La médiocrité, un fonds de commerce essentiel

Pourquoi s'embêter à créer et faire des œuvres artistiques alors que pondre de simples films ternes à la vulgarité absolue satisfassent le porte-monnaie des plus grosses industries cinématographiques ? Négliger la qualité, et produire en masse pour les masses et ainsi bénéficier de masses de billets verts, tel semble être la ligne de conduite hollywoodienne. Cela n'est pas une nouveauté, mais depuis environ une dizaine d'années les bénéfices les plus importants se divisent en deux grands courants, les films de superhéros et les films d'horreur. Il y a ceux qui coûtent extrêmement cher, mais qui rapportent des sommes astronomiques, puis les autres dont l'investissement est moindre, mais qui sont à quelques exceptions près tout aussi rentables, avec The Blair Witch project comme exemple incontournable.


L'émergence du found footage est en effet apparu comme une aubaine capable de véritables miracles financiers, le premier épisode de la franchise Paranormal Activity en est la parfaite illustration, un humble investissement de 15 000 dollars pour finalement 200 millions de recettes. Alors même si le dernier opus est loin des succès précédents, il réussit néanmoins à remplir les poches du grand mac hollywoodien et puis même s'il ne le fait plus, d'autres films de qualité plus que douteuse s'en chargeront à sa place, souvenez-vous du phénomène Annabelle ; 6,5 millions de budget pour 200 millions de dollars de recettes...


Reboots, prequels, remakes, c'est la même rengaine, se reposer sur les franchises encore et toujours, et même s'il n'est pas question de suites à proprement parler, les sujets se répètent et s'usent jusqu'à la moelle. La société de production Platinum Dunes créée par entre autres Michael Bay est d'ailleurs spécialisée dans le remake (Hitcher, Massacre à la tronçonneuse : Le Commencement, Vendredi 13 etc...), mais depuis quelques années elle se permet quelques petites créations originales, avec ce même niveau de médiocrité, telles que les American Nighmare ou le Ninja Turtles.


Cette année nous avions droit à Ouija, un film « horrifique » au ressort spirituel. L'Ouija est un objet servant à contacter des spectres lors de séances de spiritisme, il se présente sous la forme d’une planchette de bois en forme de goutte, supportée par trois roulettes. Chaque participant doit poser ses doigts sur la planchette, et on invoque les fantômes qui avec un peu de chance (ou de malchance, c'est selon) la font bouger. Même si le sujet (mainte fois repris, certes) pouvait donner lieu à une dimension ésotérique et une occasion de citer par exemple le très grand Dario Argento ou s'appuyer sur d'autres balises référentielles, il n'en est rien de cela, le film est seulement une énième néo-variation autour du thème, en pire.
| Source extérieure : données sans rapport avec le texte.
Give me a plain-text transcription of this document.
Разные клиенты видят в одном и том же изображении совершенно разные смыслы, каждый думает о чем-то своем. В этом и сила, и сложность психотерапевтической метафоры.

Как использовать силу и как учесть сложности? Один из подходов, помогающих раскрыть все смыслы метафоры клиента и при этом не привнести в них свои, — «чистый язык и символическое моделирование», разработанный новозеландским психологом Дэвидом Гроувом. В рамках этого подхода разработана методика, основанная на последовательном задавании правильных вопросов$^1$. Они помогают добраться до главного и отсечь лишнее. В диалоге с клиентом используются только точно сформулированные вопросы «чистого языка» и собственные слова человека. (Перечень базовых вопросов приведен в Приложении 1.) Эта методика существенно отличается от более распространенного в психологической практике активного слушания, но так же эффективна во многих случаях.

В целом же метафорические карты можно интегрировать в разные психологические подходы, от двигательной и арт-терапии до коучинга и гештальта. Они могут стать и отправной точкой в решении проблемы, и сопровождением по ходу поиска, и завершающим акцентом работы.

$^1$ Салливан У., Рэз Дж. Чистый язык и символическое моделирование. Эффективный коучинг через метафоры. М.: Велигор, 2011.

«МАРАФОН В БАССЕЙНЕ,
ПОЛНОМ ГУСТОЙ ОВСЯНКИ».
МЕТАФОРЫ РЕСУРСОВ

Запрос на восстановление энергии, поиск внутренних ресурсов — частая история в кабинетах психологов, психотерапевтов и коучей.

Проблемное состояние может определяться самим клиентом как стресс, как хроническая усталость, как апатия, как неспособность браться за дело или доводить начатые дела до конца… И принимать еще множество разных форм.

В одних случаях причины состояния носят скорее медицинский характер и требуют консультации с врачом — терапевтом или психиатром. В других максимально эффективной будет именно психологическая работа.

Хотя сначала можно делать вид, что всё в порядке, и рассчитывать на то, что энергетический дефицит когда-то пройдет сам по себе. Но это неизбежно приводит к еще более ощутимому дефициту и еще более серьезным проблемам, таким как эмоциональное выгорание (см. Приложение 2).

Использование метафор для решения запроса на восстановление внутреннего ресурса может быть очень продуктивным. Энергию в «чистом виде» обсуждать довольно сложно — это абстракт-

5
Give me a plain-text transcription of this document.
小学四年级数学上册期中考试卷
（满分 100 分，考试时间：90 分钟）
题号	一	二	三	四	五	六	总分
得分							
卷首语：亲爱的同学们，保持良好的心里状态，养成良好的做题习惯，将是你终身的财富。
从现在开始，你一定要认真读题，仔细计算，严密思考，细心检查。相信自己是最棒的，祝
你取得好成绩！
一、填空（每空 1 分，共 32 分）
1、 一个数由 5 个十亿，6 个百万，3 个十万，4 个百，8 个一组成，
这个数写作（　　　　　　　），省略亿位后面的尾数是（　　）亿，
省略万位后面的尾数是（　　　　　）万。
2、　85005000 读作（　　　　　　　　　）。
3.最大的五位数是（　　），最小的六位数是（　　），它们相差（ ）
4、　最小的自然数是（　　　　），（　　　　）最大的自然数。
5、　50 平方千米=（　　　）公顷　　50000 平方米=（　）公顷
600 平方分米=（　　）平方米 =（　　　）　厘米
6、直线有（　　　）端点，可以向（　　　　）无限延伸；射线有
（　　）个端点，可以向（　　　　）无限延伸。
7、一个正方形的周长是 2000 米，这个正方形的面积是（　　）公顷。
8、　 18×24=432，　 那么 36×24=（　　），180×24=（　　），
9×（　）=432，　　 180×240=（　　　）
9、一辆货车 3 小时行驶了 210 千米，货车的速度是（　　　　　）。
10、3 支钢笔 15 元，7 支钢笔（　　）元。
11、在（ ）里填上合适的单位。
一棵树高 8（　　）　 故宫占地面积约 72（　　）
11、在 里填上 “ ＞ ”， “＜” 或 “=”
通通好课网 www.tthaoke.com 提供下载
Ouija fait effectivement partie de ces films ou il n'y a absolument rien à sauver simplement parce que la production et l'équipe du film ne se sont nullement investis humainement. Cette obsession de l'argent corrompt toutes les motivations et surtout étouffe toute créativité potentielle. Cependant avec un budget de 5 millions d'euros il y avait de quoi raconter une histoire potable, les 1, 5 millions d'euros d'Insidious avaient donné un résultat plus que bon, la différence majeure qui distingue les deux réalisateurs est la passion, il y en a un qui croit à ses sujets.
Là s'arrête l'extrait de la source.